Et c’est bien le nerf de la guerre. Car « Tivoli » reste, par-dessus tout, un véritable chantier social. À l’horizon 2019, c’est plus d’un millier de personnes supplémentaires qui viendront habiter le quartier Marie-Christine avoisinant. Un nombre relativement élevé dans un quartier déjà densément peuplé. « Certes, le projet présente des qualités en termes de gestion de l’eau et de l’énergie, mais également des faiblesses en matière sociale. La cohabitation entre tous les habitants – actuels et nouveaux – est un défi auquel les promoteurs n’étaient pas préparés », explique Arnaud Bilande, chargé de mission auprès de l’asbl Periferia. Entre autres en charge de la conception et de l’organisation de la participation sur le projet Tivoli. Mandatée par Citydev, la première mission de l’asbl consistait à « informer les habitants pour leur faire connaître et accepter le projet ». Depuis, il y a eu des avancées, vers davantage de participation. Mais les frustrations restent nombreuses dans le fief des habitants. « Plusieurs habitants du quartier se sont heurtés à des fins de non-recevoir, notamment pour la construction d’une plaine de jeux partagée pour les enfants. Mais il y a d’autres opportunités manquées. En termes de cohésion sociale, la salle de quartier aurait pu être un espace de croisement entre les anciens et les nouveaux du quartier, mais malgré la demande, elle n’a toujours pas vu le jour. »

Communauté fermée ?

Pour l’IEB, le risque est que « Tivoli » ne se transforme en « gated community » : un projet fermé sur lui-même, avec peu d’interactions entre les nouveaux et les anciens habitants. « Typiquement, la mixité sociale dans les projets de Citydev consiste à amener les classes moyennes dans des quartiers populaires. Mais cela ne fonctionne pas, observe Mathieu Sonck. Des études montrent que, dans des projets plus anciens, il n’y a jamais eu d’interaction entre les nouveaux habitants et ceux déjà implantés. Et par conséquent, il y a eu des reventes massives au bout de 10 ans… »

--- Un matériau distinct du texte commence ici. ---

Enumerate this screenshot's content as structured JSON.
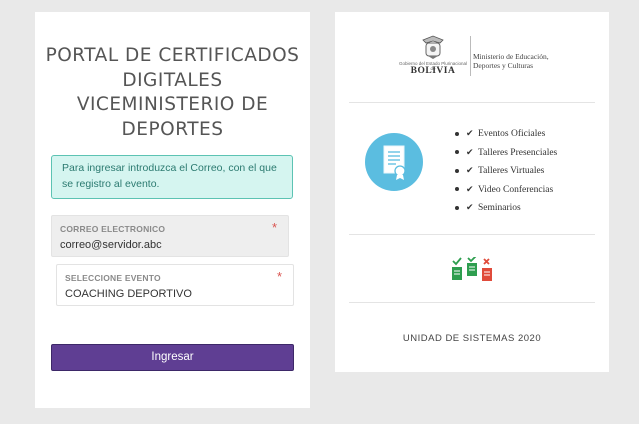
{
  "portal": {
    "title_lines": [
      "PORTAL DE CERTIFICADOS",
      "DIGITALES",
      "VICEMINISTERIO DE",
      "DEPORTES"
    ]
  },
  "info": {
    "message": "Para ingresar introduzca el Correo, con el que se registro al evento."
  },
  "form": {
    "email": {
      "label": "CORREO ELECTRONICO",
      "value": "correo@servidor.abc",
      "required_mark": "*"
    },
    "event": {
      "label": "SELECCIONE EVENTO",
      "value": "COACHING DEPORTIVO",
      "required_mark": "*"
    },
    "submit_label": "Ingresar"
  },
  "ministry": {
    "government_line": "Gobierno del Estado Plurinacional de",
    "country": "BOLIVIA",
    "name_lines": [
      "Ministerio de Educación,",
      "Deportes y Culturas"
    ]
  },
  "features": [
    "Eventos Oficiales",
    "Talleres Presenciales",
    "Talleres Virtuales",
    "Video Conferencias",
    "Seminarios"
  ],
  "icons": {
    "certificate": "certificate-icon",
    "checklist": "checklist-icon",
    "check": "checkmark-icon",
    "coat_of_arms": "coat-of-arms-icon"
  },
  "colors": {
    "primary_button": "#5f3e93",
    "info_background": "#d5f5f0",
    "info_border": "#5cc3b3",
    "certificate_circle": "#5bbde0",
    "required": "#d9534f"
  },
  "footer": {
    "text": "UNIDAD DE SISTEMAS 2020"
  }
}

« La cohabitation entre tous les habitants – actuels et nouveaux – est un défi auquel les promoteurs n’étaient pas préparés. » Arnaud Bilande, Periferia

Il existe aussi une série de problèmes liés notamment au terrain en friche – appelé « Belgacar » par les jeunes du quartier – sur lequel va venir s’implanter le quartier durable. « C’est un terrain avec des usages gris, réputé pour ses petits trafics, mais identifié comme appartenant aux jeunes du quartier, explique Mathieu Sonck. Aujourd’hui, les travailleurs sociaux sont inquiets car les jeunes pourraient ressentir sa disparition comme une agression. » Des craintes renforcées par le rapport de Bravvo, l’asbl de la Ville de Bruxelles chargée de la prévention, qui explique que le manque d’espaces publics du nouveau quartier Tivoli va poser des problèmes aux acteurs de terrain chargés de la prévention. Or les promoteurs n’ont prévu de créer qu’un parc de 2.000 m², ainsi qu’une place polyvalente, et réduite, « à savoir des espaces permettant une utilisation par le plus grand nombre de personnes, en ne privilégiant pas un usage particulier » comme un jardin d’enfants ou un terrain de football, déplore l’IEB.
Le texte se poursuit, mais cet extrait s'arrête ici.